New service lets you zip around Islamabad in eco-friendly style

The Pakistani capital, Islamabad, has joined the growing number of cities around the world where commuters can get around in eco-friendly style with a new electric scooter-sharing service.

New service lets you zip around Islamabad in eco-friendly style

An employee of the electric scooter-sharing service ezbike rides a new rental scooter during a demonstration. Pakistanis in the capital, Islamabad, can use the new rental service to get around. — Arne Immanuel Baensch/dpa

The Pakistani capital, Islamabad, has joined the growing number of cities around the world where commuters can get around in eco-friendly style with a new electric scooter-sharing service.

And if the start-up behind the service, called ezbike, has its way, its e-scooters will soon be coming to the other large metropolises of Karachi and Lahore. “Response has been beyond our expectations,” Syed Mohammad Hadi, managing director of the start-up Roamer tells dpa.

“We wanted to offer this bike-sharing service in Pakistan as a cheap, comfortable and environment-friendly service,” Hadi said.

Only a few of the electric scooters, which can be rented by app, were at a presentation of the new service, but Roamer aims to have more than 2,000 of them on the streets of Islamabad in the next 12 months.

The app does not work on all older smartphones, Hadi admits. However, he adds: “We had around 15,000 downloads in the first six days.”

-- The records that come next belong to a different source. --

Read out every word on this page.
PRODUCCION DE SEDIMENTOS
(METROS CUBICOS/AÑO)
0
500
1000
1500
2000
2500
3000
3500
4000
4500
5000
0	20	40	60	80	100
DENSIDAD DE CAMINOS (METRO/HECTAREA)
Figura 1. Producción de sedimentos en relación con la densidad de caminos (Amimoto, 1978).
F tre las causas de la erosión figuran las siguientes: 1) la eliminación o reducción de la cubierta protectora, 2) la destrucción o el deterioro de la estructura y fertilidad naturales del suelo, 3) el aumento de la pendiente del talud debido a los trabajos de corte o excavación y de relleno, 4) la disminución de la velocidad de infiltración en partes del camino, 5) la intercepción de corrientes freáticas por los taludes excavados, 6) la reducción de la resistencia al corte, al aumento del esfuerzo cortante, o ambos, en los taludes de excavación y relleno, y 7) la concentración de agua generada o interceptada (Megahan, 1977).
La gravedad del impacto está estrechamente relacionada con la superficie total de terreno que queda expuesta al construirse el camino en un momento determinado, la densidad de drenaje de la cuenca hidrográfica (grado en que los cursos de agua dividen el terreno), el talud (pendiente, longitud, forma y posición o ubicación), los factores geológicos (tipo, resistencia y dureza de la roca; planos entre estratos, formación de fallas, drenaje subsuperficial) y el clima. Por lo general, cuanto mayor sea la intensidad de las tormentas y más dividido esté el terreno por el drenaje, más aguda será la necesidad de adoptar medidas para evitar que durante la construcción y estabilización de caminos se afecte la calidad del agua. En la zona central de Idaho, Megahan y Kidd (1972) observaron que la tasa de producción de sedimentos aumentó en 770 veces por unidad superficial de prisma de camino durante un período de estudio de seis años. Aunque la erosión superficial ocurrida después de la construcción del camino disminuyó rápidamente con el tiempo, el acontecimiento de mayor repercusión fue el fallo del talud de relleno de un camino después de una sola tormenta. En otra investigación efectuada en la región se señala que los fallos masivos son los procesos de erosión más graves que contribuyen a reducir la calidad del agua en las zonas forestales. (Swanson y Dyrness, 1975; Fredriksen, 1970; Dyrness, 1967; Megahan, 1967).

According to the Pakistan Telecommunication Authority, around 85 million people in the South Asian country have smartphones. With an estimated population of more than 210 million people, this is just under 40%.

A ride on the electric scooters costs 5 Pakistani rupees per minute (RM0.13). Other driving services, such as Uber or taxis, are considerably more expensive.

“Pakistan’s transition towards e-mobility is inevitable given the tremendous benefits to the consumer, who gets a cheaper mode of transport; to the economy, with billions of dollars of savings in imported fossil fuel; and to the environment, with 70% less noxious emissions,” Malik Amin Aslam, adviser to the prime minister on climate change, tells dpa.

“This is a win-win-win transition that has been catalysed by the recently approved electric vehicle (EV) policy of the government,” he says. Pakistan launched an EV policy this year with a goal of having at least 30% of all vehicles running on electricity by 2030.

“The e-bikes project is just the start to what will soon be a massive transition in the country towards a cheaper and cleaner mode of transport,” Aslam says.